Cuando se trata del consumo o quema de combustibles no se trata de un «nosotros» sino de unas élites explotando a las mayorías (incluidas las clases medias) mediante la «ilusión de riqueza». El discurso de Petro delata su incapacidad para denunciar que la riqueza es el motor de la destrucción ecológica, antes prefiere disparar al aire con medidas simbólicas como las energías renovables que suplantan los llamamientos a un cambio sistémico significativo.

Sin embargo, el enfoque agrícola de Petro se orienta hacia el reparto y cultivo de tierras, tomando en cuenta que tres mil personas tienen el 80 % de la tierra fértil del país: «Una de las desigualdades más grandes que existen porque no se producen, ningún país comete el error de volver potrero (dedicarlo al ganado) sus tierras fértiles, es por eso que no nos podemos industrializar», dijo.

El Peligro del monstruo herido

El uribismo se encuentra en una crisis terminal por razones intrínsecas y otras no tanto, como parte de la clase política opera en favor de grupos económicos que hacen parte de la oligarquía financiera global, son esencialmente transnacionalizados y sin mayores intereses que hacer de la nación colombiana un espacio de saqueo permanente.

El manejo de la pandemia y la crisis del capitalismo en pleno hervor ha impactado a la población, por lo que la popularidad de Iván Duque sigue en caída, con apenas el 21 % de apoyo y casi 70 % de desaprobación. En todas las regiones del país el desempeño del gobernante es mal calificado, incluso en zonas donde obtuvo caudales inmensos de votos en 2018 para llegar al poder.

Para contener las reacciones populares Duque aprobó una Ley de Seguridad que es señalada por la oposición como violatoria del derecho a la vida, el instrumento legal criminalizaría las protestas, legalizaría el paramilitarismo urbano y permitiría disparar legalmente a jóvenes e indígenas como ya ocurrió hace casi un año en algunas ciudades colombianas durante el Paro Nacional.

Por otra parte, las giras de Uribe por las ciudades del interior colombiano han generado insultos por parte de sectores populares que rechazan públicamente su vinculación a la violencia paramilitar y al ineficiente Gobierno de Duque.
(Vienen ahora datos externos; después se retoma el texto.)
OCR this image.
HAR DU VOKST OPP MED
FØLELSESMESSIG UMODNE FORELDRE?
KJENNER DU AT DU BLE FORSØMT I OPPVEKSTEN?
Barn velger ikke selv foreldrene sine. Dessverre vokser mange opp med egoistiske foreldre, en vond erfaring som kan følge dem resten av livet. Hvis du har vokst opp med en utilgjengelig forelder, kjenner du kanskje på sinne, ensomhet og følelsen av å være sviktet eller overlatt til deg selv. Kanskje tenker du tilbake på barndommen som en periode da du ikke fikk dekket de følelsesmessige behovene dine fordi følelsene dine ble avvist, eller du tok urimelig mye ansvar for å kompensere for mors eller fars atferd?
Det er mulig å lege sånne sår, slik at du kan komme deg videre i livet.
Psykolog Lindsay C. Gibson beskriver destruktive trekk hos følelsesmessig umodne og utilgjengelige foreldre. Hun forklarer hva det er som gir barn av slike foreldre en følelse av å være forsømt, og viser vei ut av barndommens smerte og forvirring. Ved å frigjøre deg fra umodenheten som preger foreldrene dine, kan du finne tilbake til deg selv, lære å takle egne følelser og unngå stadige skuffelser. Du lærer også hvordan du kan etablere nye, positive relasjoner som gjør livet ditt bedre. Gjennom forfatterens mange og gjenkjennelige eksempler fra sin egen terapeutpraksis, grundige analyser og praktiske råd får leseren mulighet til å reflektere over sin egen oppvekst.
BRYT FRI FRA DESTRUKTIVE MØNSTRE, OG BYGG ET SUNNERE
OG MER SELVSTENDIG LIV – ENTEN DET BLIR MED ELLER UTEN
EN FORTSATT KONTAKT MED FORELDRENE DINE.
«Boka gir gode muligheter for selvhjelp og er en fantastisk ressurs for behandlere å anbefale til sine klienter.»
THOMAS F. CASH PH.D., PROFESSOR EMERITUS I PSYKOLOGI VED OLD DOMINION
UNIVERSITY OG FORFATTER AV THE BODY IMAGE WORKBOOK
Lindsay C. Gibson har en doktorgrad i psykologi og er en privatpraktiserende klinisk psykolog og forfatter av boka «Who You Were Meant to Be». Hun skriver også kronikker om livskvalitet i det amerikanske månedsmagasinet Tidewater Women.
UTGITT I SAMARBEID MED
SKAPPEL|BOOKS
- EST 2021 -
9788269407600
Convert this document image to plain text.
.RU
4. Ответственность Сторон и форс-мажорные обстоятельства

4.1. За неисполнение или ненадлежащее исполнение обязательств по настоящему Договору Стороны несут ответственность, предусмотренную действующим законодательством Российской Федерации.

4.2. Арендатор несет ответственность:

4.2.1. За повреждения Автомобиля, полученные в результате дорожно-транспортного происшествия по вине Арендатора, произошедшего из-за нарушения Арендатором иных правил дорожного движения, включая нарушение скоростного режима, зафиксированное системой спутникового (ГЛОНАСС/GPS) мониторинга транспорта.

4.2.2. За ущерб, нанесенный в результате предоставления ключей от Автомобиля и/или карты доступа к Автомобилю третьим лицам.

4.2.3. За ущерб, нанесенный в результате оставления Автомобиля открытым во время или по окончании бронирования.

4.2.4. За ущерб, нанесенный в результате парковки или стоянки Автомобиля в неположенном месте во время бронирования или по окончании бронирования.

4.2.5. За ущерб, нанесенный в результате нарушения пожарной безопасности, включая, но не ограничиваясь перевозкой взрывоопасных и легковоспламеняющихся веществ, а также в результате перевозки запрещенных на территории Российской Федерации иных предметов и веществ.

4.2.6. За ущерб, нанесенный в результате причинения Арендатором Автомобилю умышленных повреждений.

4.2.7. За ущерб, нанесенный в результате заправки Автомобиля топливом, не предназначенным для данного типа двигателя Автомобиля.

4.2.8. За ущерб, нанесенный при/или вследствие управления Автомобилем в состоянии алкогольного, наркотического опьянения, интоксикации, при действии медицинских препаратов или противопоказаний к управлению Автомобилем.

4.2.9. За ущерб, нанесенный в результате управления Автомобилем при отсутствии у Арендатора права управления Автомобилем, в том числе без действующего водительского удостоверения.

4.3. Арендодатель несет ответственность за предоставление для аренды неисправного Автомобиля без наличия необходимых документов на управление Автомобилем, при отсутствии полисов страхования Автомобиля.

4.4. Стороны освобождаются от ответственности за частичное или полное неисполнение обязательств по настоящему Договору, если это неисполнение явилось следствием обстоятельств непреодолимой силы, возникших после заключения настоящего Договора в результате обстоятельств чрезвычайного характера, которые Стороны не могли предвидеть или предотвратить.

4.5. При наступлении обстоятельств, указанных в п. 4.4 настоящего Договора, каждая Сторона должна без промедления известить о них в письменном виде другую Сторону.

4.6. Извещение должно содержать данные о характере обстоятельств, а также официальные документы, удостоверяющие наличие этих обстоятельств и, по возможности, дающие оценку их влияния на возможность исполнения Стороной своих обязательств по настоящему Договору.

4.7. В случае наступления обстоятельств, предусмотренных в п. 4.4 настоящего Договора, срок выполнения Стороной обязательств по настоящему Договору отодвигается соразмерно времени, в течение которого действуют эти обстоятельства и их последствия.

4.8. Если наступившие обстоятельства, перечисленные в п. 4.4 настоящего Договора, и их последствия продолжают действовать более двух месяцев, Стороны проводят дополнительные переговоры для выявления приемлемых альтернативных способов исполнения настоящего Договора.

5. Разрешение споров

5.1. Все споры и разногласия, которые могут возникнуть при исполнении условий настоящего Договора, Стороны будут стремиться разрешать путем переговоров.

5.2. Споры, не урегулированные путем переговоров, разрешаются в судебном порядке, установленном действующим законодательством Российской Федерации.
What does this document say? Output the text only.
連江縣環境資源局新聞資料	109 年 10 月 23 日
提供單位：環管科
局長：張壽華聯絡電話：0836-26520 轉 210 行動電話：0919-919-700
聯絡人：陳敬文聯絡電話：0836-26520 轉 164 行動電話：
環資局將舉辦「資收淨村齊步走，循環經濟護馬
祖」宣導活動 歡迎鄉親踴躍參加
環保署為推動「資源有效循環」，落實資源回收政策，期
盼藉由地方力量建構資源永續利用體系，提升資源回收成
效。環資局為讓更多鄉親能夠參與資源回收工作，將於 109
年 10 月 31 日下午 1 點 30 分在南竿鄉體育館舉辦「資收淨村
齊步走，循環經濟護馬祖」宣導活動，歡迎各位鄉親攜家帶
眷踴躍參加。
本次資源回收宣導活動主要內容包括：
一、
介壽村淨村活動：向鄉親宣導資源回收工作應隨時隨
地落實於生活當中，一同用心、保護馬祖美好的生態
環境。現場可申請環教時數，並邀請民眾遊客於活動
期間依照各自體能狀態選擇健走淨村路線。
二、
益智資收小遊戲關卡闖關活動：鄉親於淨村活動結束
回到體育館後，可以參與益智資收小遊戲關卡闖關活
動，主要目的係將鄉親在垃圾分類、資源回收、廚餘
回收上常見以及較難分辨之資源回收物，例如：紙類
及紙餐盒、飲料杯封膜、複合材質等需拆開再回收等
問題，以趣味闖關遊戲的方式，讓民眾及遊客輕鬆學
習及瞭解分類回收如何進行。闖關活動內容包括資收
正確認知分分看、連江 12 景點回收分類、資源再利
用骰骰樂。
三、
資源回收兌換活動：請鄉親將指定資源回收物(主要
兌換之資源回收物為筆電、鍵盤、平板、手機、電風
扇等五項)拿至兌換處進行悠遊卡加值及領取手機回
El expresidente ha buscado aumentar la polarización mediante la provocación callejera disfrazada de «contacto social» mientras ha publicado en sus redes sociales una lista de insultos en contra de Petro.

Con respecto a Venezuela, Duque ha recurrido a la agresión velada mediante la agudización de la guerra entre grupos armados en la cual las Fuerzas Militares colombianas operan en función de que tal conflicto desestabilice a Venezuela. Hasta donde ha podido ha desintegrado el Acuerdo de Paz, lo que ha redundado en cifras lamentables de desplazamientos, masacres y asesinatos tanto a dirigentes sociales como a firmantes del Acuerdo.

El declive del uribismo no implica necesariamente su desaparición del espectro político, sus contradicciones internas como las evidenciadas en el audio filtrado a María Fernanda Cabal aparentan la emergencia de sectores radicalizados actuando de manera más desesperada, lo que pudiera intensificar la violencia paramilitar en los territorios donde ejercen su tradicional hegemonía tanto cultural como política y la ponen en práctica en fechas electorales.

La defensa a ultranza del individualismo, mediante la ilusión de riqueza, a las clases medias será el motor del uribismo y a Petro le queda la pregunta respecto a la organización social a la que recurriría en caso de ganar. La paramilitarización en una sociedad lanzada al «centrismo» pudiera ser uno de los retos más complejos que enfrentaría su eventual gobierno, todo desde un ascenso del fascismo disfrazado de «lado correcto» que valida la equidistancia, la búsqueda de la paz sin justicia y la misoginia disfrazada de «defensa de la familia».

Queda en el aire la pregunta de López: ¿Qué clase de democracia quiere el centro, o aquellos que dicen no estar en la izquierda ni en la derecha? A la izquierda le tocaría identificar cuáles son los retos reales de aquel país convulso. No es una tarea fácil, menos cuando la presión mediática siempre pondrá la atención en otro lado para que se desperdicie tiempo.